Why we often psychologically resist compliments
Not contradicting a compliment should be enough. But it’s not, because, despite the words that emerge from your mouth, internally you resist its effect. And that resistance is epitomised by the phrase: ‘Don’t let it go to your head.’ This is an ingrained warning. To be big-headed, arrogant, entitled – to believe your own hype – is a social no-no. And, as you’ve probably discovered, it’s hard to warm to someone who thinks that whatever you do, they do it better.
There’s not only childhood programming at work here. It’s also the brain’s prioritising of danger signals to keep you safe from rejection by your social group. It’s why you’ll think one decades-old piece of criticism is worth a thousand kind words. But not letting in applause isn’t the same as a prevention against arrogance. If you believe that nice people don’t think they’re better than others, it’s hard to believe another’s praise, even as you’re pretending you do.
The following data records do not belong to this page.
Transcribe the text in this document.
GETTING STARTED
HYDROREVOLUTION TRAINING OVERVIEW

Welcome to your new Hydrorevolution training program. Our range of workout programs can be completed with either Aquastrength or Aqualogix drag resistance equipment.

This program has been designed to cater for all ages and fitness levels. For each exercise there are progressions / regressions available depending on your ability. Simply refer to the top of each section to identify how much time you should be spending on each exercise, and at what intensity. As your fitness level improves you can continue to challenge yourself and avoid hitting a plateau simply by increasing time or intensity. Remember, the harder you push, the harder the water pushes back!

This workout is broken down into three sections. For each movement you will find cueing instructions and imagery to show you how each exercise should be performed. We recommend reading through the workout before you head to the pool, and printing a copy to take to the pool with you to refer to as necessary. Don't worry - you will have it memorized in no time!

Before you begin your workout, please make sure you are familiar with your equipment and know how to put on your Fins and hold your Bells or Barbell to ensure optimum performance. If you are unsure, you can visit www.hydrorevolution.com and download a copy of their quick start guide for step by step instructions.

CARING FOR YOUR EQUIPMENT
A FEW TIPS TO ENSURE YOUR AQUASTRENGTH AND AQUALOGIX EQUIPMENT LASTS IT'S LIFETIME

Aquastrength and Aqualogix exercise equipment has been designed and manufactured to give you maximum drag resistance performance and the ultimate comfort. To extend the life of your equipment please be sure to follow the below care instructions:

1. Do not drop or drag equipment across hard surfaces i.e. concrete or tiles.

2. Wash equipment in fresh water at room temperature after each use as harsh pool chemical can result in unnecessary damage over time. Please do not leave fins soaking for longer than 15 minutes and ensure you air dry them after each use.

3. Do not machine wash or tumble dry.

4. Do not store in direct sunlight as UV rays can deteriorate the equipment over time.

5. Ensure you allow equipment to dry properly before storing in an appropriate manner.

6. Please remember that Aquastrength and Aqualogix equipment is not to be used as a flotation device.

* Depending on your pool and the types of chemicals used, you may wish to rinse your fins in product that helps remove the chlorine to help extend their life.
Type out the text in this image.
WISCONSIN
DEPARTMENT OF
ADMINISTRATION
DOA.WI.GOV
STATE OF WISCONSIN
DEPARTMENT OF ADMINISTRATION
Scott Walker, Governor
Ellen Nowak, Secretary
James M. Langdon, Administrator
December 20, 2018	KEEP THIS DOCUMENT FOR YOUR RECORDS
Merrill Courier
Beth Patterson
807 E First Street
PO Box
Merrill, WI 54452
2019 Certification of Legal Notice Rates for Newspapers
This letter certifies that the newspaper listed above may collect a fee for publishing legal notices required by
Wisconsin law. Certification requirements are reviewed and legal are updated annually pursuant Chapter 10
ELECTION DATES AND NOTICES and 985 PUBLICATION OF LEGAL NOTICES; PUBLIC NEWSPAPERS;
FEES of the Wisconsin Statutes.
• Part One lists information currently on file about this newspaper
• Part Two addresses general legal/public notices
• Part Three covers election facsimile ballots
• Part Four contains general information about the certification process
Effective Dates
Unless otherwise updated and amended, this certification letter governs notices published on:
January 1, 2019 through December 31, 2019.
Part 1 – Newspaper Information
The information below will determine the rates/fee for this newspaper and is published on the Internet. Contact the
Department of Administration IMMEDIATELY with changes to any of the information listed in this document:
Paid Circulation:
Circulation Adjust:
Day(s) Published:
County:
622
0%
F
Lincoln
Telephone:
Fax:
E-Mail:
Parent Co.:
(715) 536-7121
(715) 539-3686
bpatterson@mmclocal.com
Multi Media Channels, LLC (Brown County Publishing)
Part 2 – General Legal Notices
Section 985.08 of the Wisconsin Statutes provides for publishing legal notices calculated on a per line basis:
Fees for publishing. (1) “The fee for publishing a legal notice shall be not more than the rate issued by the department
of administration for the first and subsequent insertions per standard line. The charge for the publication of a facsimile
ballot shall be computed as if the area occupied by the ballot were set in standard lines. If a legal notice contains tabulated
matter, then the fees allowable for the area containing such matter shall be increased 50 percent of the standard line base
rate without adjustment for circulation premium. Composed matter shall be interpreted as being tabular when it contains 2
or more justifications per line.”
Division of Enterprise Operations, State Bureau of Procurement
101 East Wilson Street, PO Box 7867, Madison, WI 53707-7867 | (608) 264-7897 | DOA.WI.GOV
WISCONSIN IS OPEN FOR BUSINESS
Yet your ability will impress someone who wants to convey their admiration. Whether your talent is easily won or hard- fought, it’s vital to let a compliment go to your heart – and your head. You’ve done something that has meaning for others – and they’ve shared the sensation with you. That alone is priceless. And in times of strife and hardship, it’s important to guard every tiny flame.
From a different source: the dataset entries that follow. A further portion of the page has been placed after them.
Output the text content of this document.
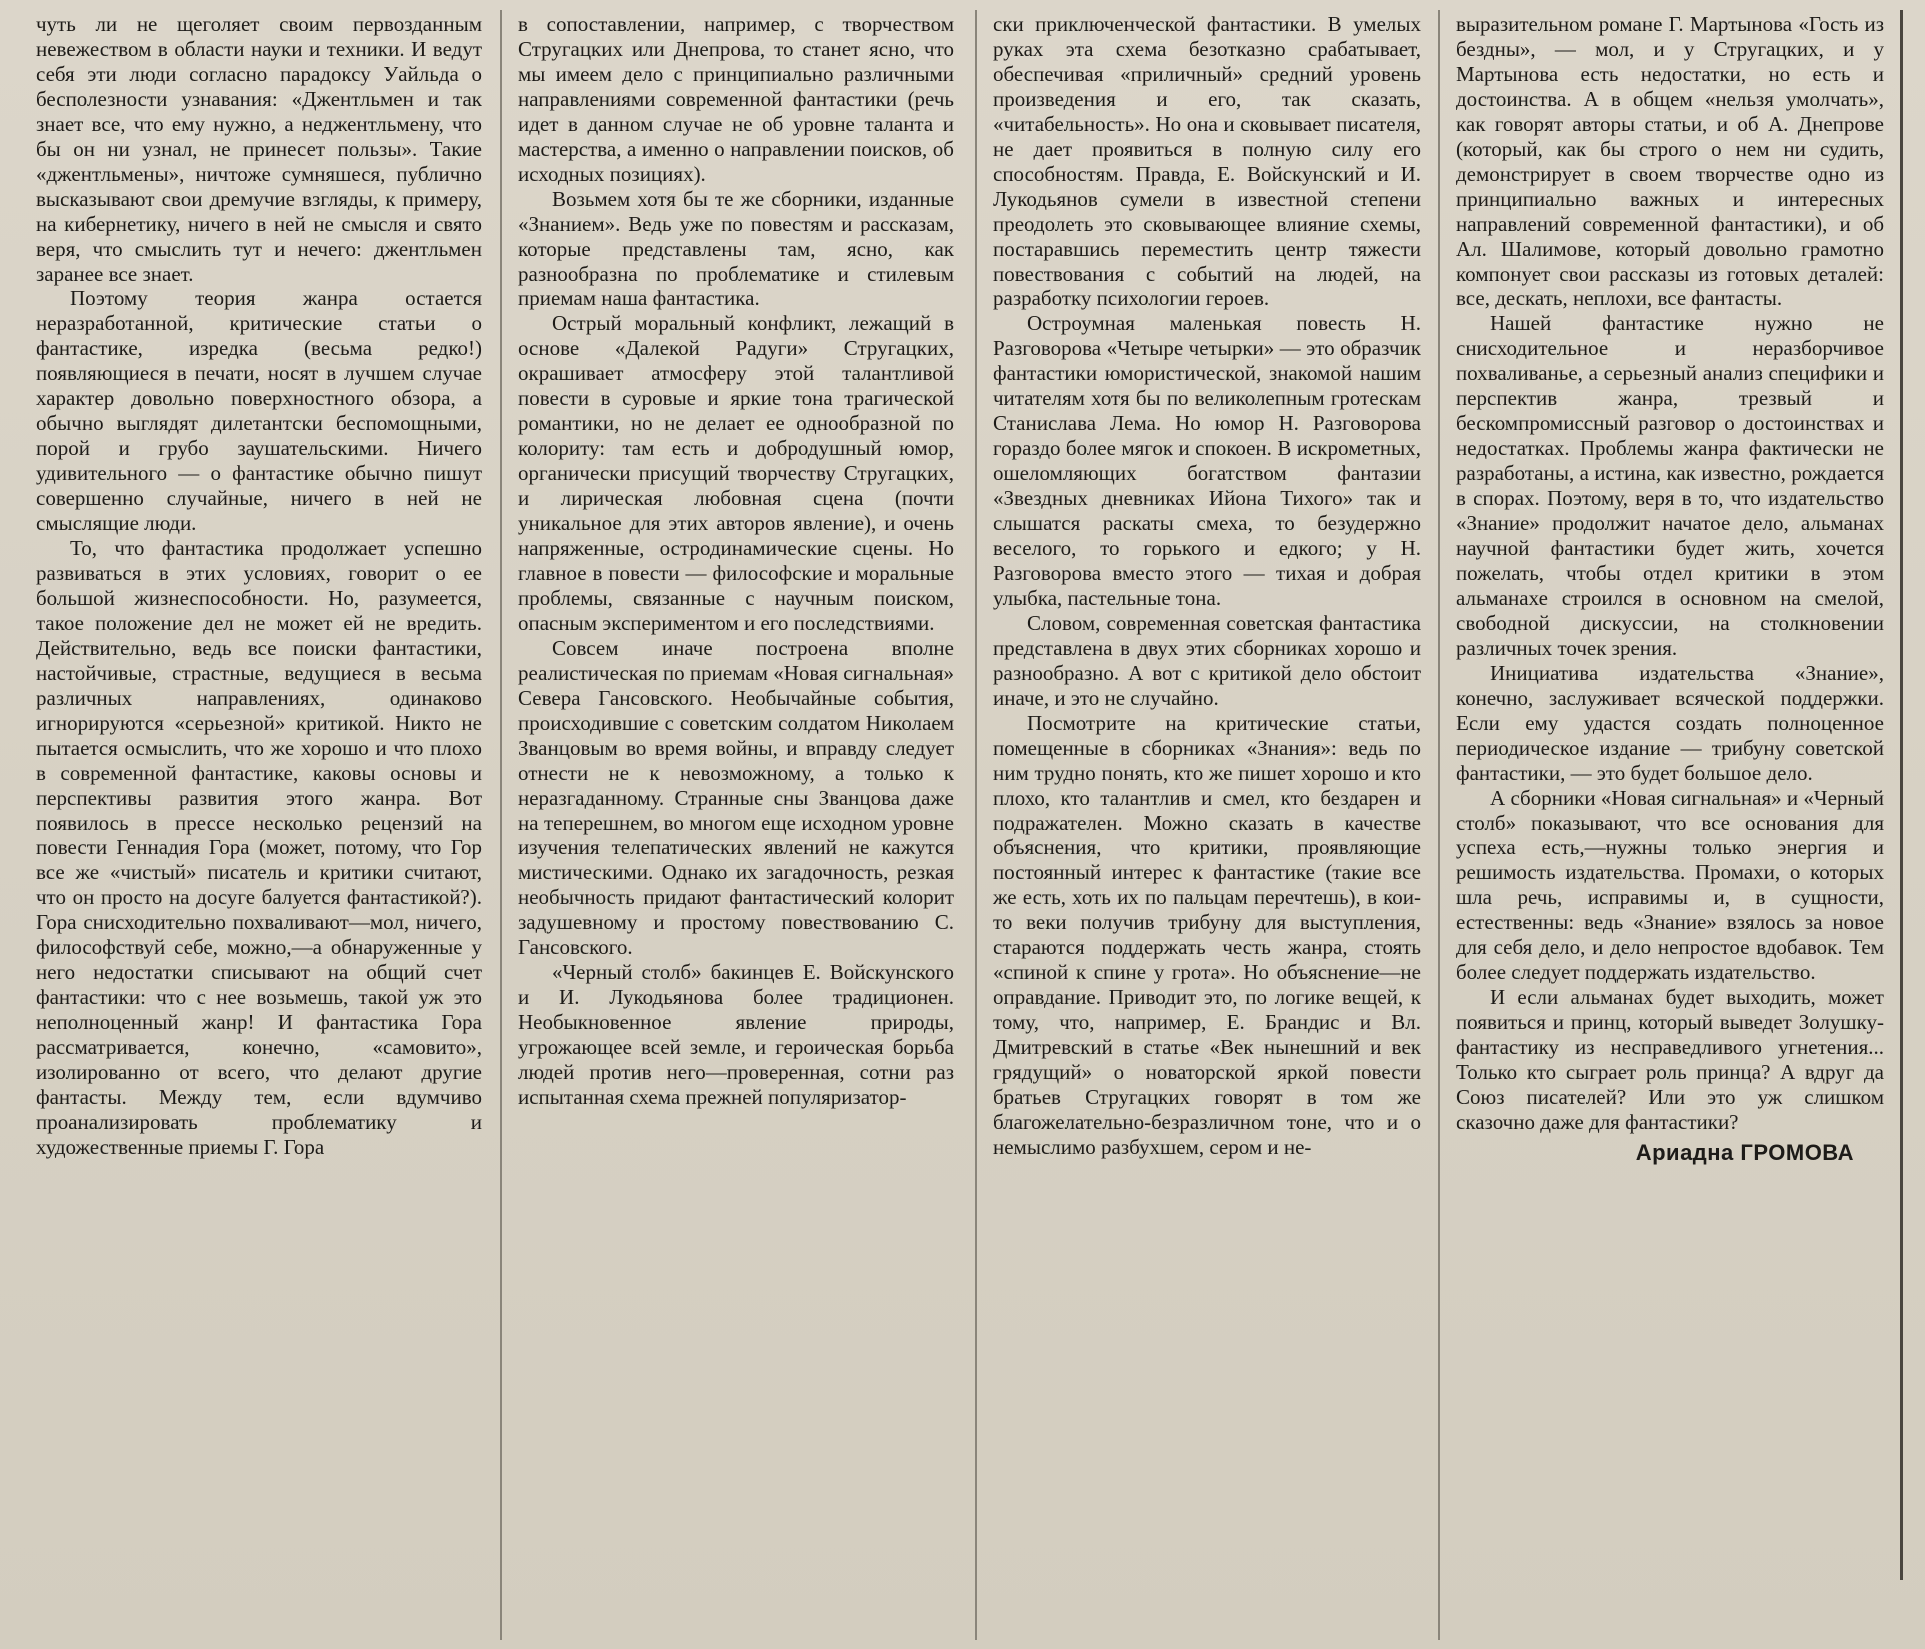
чуть ли не щеголяет своим первозданным невежеством в области науки и техники. И ведут себя эти люди согласно парадоксу Уайльда о бесполезности узнавания: «Джентльмен и так знает все, что ему нужно, а неджентльмену, что бы он ни узнал, не принесет пользы». Такие «джентльмены», ничтоже сумняшеся, публично высказывают свои дремучие взгляды, к примеру, на кибернетику, ничего в ней не смысля и свято веря, что смыслить тут и нечего: джентльмен заранее все знает.

Поэтому теория жанра остается неразработанной, критические статьи о фантастике, изредка (весьма редко!) появляющиеся в печати, носят в лучшем случае характер довольно поверхностного обзора, а обычно выглядят дилетантски беспомощными, порой и грубо заушательскими. Ничего удивительного — о фантастике обычно пишут совершенно случайные, ничего в ней не смыслящие люди.

То, что фантастика продолжает успешно развиваться в этих условиях, говорит о ее большой жизнеспособности. Но, разумеется, такое положение дел не может ей не вредить. Действительно, ведь все поиски фантастики, настойчивые, страстные, ведущиеся в весьма различных направлениях, одинаково игнорируются «серьезной» критикой. Никто не пытается осмыслить, что же хорошо и что плохо в современной фантастике, каковы основы и перспективы развития этого жанра. Вот появилось в прессе несколько рецензий на повести Геннадия Гора (может, потому, что Гор все же «чистый» писатель и критики считают, что он просто на досуге балуется фантастикой?). Гора снисходительно похваливают—мол, ничего, философствуй себе, можно,—а обнаруженные у него недостатки списывают на общий счет фантастики: что с нее возьмешь, такой уж это неполноценный жанр! И фантастика Гора рассматривается, конечно, «самовито», изолированно от всего, что делают другие фантасты. Между тем, если вдумчиво проанализировать проблематику и художественные приемы Г. Гора

в сопоставлении, например, с творчеством Стругацких или Днепрова, то станет ясно, что мы имеем дело с принципиально различными направлениями современной фантастики (речь идет в данном случае не об уровне таланта и мастерства, а именно о направлении поисков, об исходных позициях).

Возьмем хотя бы те же сборники, изданные «Знанием». Ведь уже по повестям и рассказам, которые представлены там, ясно, как разнообразна по проблематике и стилевым приемам наша фантастика.

Острый моральный конфликт, лежащий в основе «Далекой Радуги» Стругацких, окрашивает атмосферу этой талантливой повести в суровые и яркие тона трагической романтики, но не делает ее однообразной по колориту: там есть и добродушный юмор, органически присущий творчеству Стругацких, и лирическая любовная сцена (почти уникальное для этих авторов явление), и очень напряженные, остродинамические сцены. Но главное в повести — философские и моральные проблемы, связанные с научным поиском, опасным экспериментом и его последствиями.

Совсем иначе построена вполне реалистическая по приемам «Новая сигнальная» Севера Гансовского. Необычайные события, происходившие с советским солдатом Николаем Званцовым во время войны, и вправду следует отнести не к невозможному, а только к неразгаданному. Странные сны Званцова даже на теперешнем, во многом еще исходном уровне изучения телепатических явлений не кажутся мистическими. Однако их загадочность, резкая необычность придают фантастический колорит задушевному и простому повествованию С. Гансовского.

«Черный столб» бакинцев Е. Войскунского и И. Лукодьянова более традиционен. Необыкновенное явление природы, угрожающее всей земле, и героическая борьба людей против него—проверенная, сотни раз испытанная схема прежней популяризатор-

ски приключенческой фантастики. В умелых руках эта схема безотказно срабатывает, обеспечивая «приличный» средний уровень произведения и его, так сказать, «читабельность». Но она и сковывает писателя, не дает проявиться в полную силу его способностям. Правда, Е. Войскунский и И. Лукодьянов сумели в известной степени преодолеть это сковывающее влияние схемы, постаравшись переместить центр тяжести повествования с событий на людей, на разработку психологии героев.

Остроумная маленькая повесть Н. Разговорова «Четыре четырки» — это образчик фантастики юмористической, знакомой нашим читателям хотя бы по великолепным гротескам Станислава Лема. Но юмор Н. Разговорова гораздо более мягок и спокоен. В искрометных, ошеломляющих богатством фантазии «Звездных дневниках Ийона Тихого» так и слышатся раскаты смеха, то безудержно веселого, то горького и едкого; у Н. Разговорова вместо этого — тихая и добрая улыбка, пастельные тона.

Словом, современная советская фантастика представлена в двух этих сборниках хорошо и разнообразно. А вот с критикой дело обстоит иначе, и это не случайно.

Посмотрите на критические статьи, помещенные в сборниках «Знания»: ведь по ним трудно понять, кто же пишет хорошо и кто плохо, кто талантлив и смел, кто бездарен и подражателен. Можно сказать в качестве объяснения, что критики, проявляющие постоянный интерес к фантастике (такие все же есть, хоть их по пальцам перечтешь), в кои-то веки получив трибуну для выступления, стараются поддержать честь жанра, стоять «спиной к спине у грота». Но объяснение—не оправдание. Приводит это, по логике вещей, к тому, что, например, Е. Брандис и Вл. Дмитревский в статье «Век нынешний и век грядущий» о новаторской яркой повести братьев Стругацких говорят в том же благожелательно-безразличном тоне, что и о немыслимо разбухшем, сером и не-

выразительном романе Г. Мартынова «Гость из бездны», — мол, и у Стругацких, и у Мартынова есть недостатки, но есть и достоинства. А в общем «нельзя умолчать», как говорят авторы статьи, и об А. Днепрове (который, как бы строго о нем ни судить, демонстрирует в своем творчестве одно из принципиально важных и интересных направлений современной фантастики), и об Ал. Шалимове, который довольно грамотно компонует свои рассказы из готовых деталей: все, дескать, неплохи, все фантасты.

Нашей фантастике нужно не снисходительное и неразборчивое похваливанье, а серьезный анализ специфики и перспектив жанра, трезвый и бескомпромиссный разговор о достоинствах и недостатках. Проблемы жанра фактически не разработаны, а истина, как известно, рождается в спорах. Поэтому, веря в то, что издательство «Знание» продолжит начатое дело, альманах научной фантастики будет жить, хочется пожелать, чтобы отдел критики в этом альманахе строился в основном на смелой, свободной дискуссии, на столкновении различных точек зрения.

Инициатива издательства «Знание», конечно, заслуживает всяческой поддержки. Если ему удастся создать полноценное периодическое издание — трибуну советской фантастики, — это будет большое дело.

А сборники «Новая сигнальная» и «Черный столб» показывают, что все основания для успеха есть,—нужны только энергия и решимость издательства. Промахи, о которых шла речь, исправимы и, в сущности, естественны: ведь «Знание» взялось за новое для себя дело, и дело непростое вдобавок. Тем более следует поддержать издательство.

И если альманах будет выходить, может появиться и принц, который выведет Золушку-фантастику из несправедливого угнетения... Только кто сыграет роль принца? А вдруг да Союз писателей? Или это уж слишком сказочно даже для фантастики?

Ариадна ГРОМОВА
So, open your heart to applause, while not being reliant upon it for your self-esteem. Your work has merit – if others enjoy it, too, so much the better. But you’re valid in and of yourself, whatever others think. So, even if your spark goes unnoticed, take the time to watch your candle flicker, and praise yourself for the courage to light a flame.
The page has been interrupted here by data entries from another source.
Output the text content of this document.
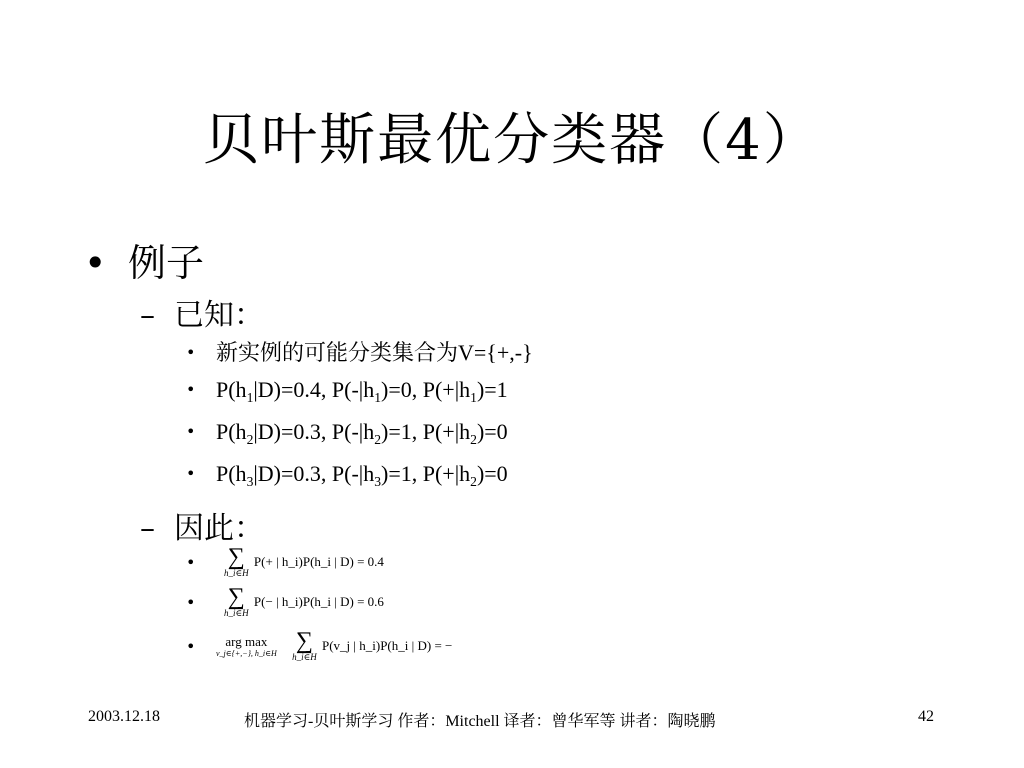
贝叶斯最优分类器（4）
• 例子
– 已知：
• 新实例的可能分类集合为V={+,-}
• $P(h_1|D)=0.4$, $P(-|h_1)=0$, $P(+|h_1)=1$
• $P(h_2|D)=0.3$, $P(-|h_2)=1$, $P(+|h_2)=0$
• $P(h_3|D)=0.3$, $P(-|h_3)=1$, $P(+|h_2)=0$
– 因此：
•	∑
h_i∈H
P(+ | h_i)P(h_i | D) = 0.4
•	∑
h_i∈H
P(− | h_i)P(h_i | D) = 0.6
•	arg max
v_j∈{+,−}, h_i∈H
∑
h_i∈H
P(v_j | h_i)P(h_i | D) = −
2003.12.18	机器学习-贝叶斯学习 作者：Mitchell 译者：曾华军等 讲者：陶晓鹏	42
How to absorb the benefits of a compliment
Recognise the temptation to reject praise, whether that’s directly to others or internally (dismissing it mentally, even as you give thanks).
Notice any discomfort you feel – whoever applauds you, whatever their expertise.
Use another’s sunny words to create an open space in your heart. Open an internal door to receiving this compliment as part of your due.
Alchemise admiration into positive affirmations. For example: ‘My abilities and skills are wonderful.’
Meanwhile, don’t rely on the feedback from others to bolster your self-esteem. Learn to acknowledge and take pleasure in your talents, no matter what others think.